Both groups descended from a single population that left Africa roughly 70,000–80,000 years ago. They split somewhere in South or Southeast Asia, perhaps 10,000–20,000 years before reaching Sahul, and arrived at approximately the same time — around 60,000 years ago.
Evidence on the Ground
The genetic timeline aligns with physical evidence. At Madjedbebe, a sandstone rock shelter in Arnhem Land in Australia's Northern Territory, excavations have uncovered artefacts dated to as early as 65,000 years ago — including the world's oldest known edge-ground hatchets, grinding stones, and ochre pigments.
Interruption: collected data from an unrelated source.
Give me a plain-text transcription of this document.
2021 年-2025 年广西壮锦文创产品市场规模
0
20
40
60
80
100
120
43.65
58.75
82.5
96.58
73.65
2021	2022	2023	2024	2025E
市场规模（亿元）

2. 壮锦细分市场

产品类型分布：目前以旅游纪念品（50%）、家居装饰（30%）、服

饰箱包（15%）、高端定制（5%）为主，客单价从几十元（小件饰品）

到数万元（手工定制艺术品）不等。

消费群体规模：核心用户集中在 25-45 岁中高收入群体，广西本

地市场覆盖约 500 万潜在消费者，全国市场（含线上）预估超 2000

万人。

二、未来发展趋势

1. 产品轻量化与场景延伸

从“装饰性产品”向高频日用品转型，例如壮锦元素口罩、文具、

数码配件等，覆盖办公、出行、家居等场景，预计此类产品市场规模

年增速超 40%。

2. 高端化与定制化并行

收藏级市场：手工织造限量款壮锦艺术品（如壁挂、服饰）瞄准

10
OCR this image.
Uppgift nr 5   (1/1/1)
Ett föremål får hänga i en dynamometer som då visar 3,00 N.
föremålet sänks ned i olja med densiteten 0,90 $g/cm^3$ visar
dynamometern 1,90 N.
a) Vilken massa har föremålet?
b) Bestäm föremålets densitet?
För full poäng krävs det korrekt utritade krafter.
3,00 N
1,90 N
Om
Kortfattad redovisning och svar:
Though some researchers have questioned the earliest dates, citing possible site disturbance by termites, the broader consensus places first human occupation of Australia at no later than 50,000 years ago and quite possibly earlier.
Other sites across northern Australia and New Guinea reinforce the picture of rapid colonisation once people made landfall on Sahul.
What the Crossing Tells Us
The voyage to Sahul was not a lucky accident. Researchers believe it required deliberate planning: building watercraft, reading ocean currents and winds, and carrying enough food and fresh water for a multi-day crossing. Some scholars argue the migrants may have seen smoke from natural bushfires on distant shores, giving them a target to aim for.
The feat also implies social organisation. A viable founding population — enough people to avoid genetic bottleneck — would have numbered in the hundreds, suggesting coordinated, possibly repeated crossings rather than a single boatload of castaways.
As CNN reported, a comprehensive DNA study confirmed Aboriginal Australians as Earth's oldest civilisation, with an unbroken lineage stretching back tens of thousands of years — longer than any other population outside Africa.
Why It Matters
Understanding the settlement of Australia reshapes how we think about early humans. These were not primitive wanderers stumbling onto new land. They were navigators, planners, and innovators who mastered ocean travel millennia before the Polynesians or the Phoenicians. Their achievement stands as the earliest proof that humans could look at a horizon, imagine what lay beyond it, and build the technology to get there.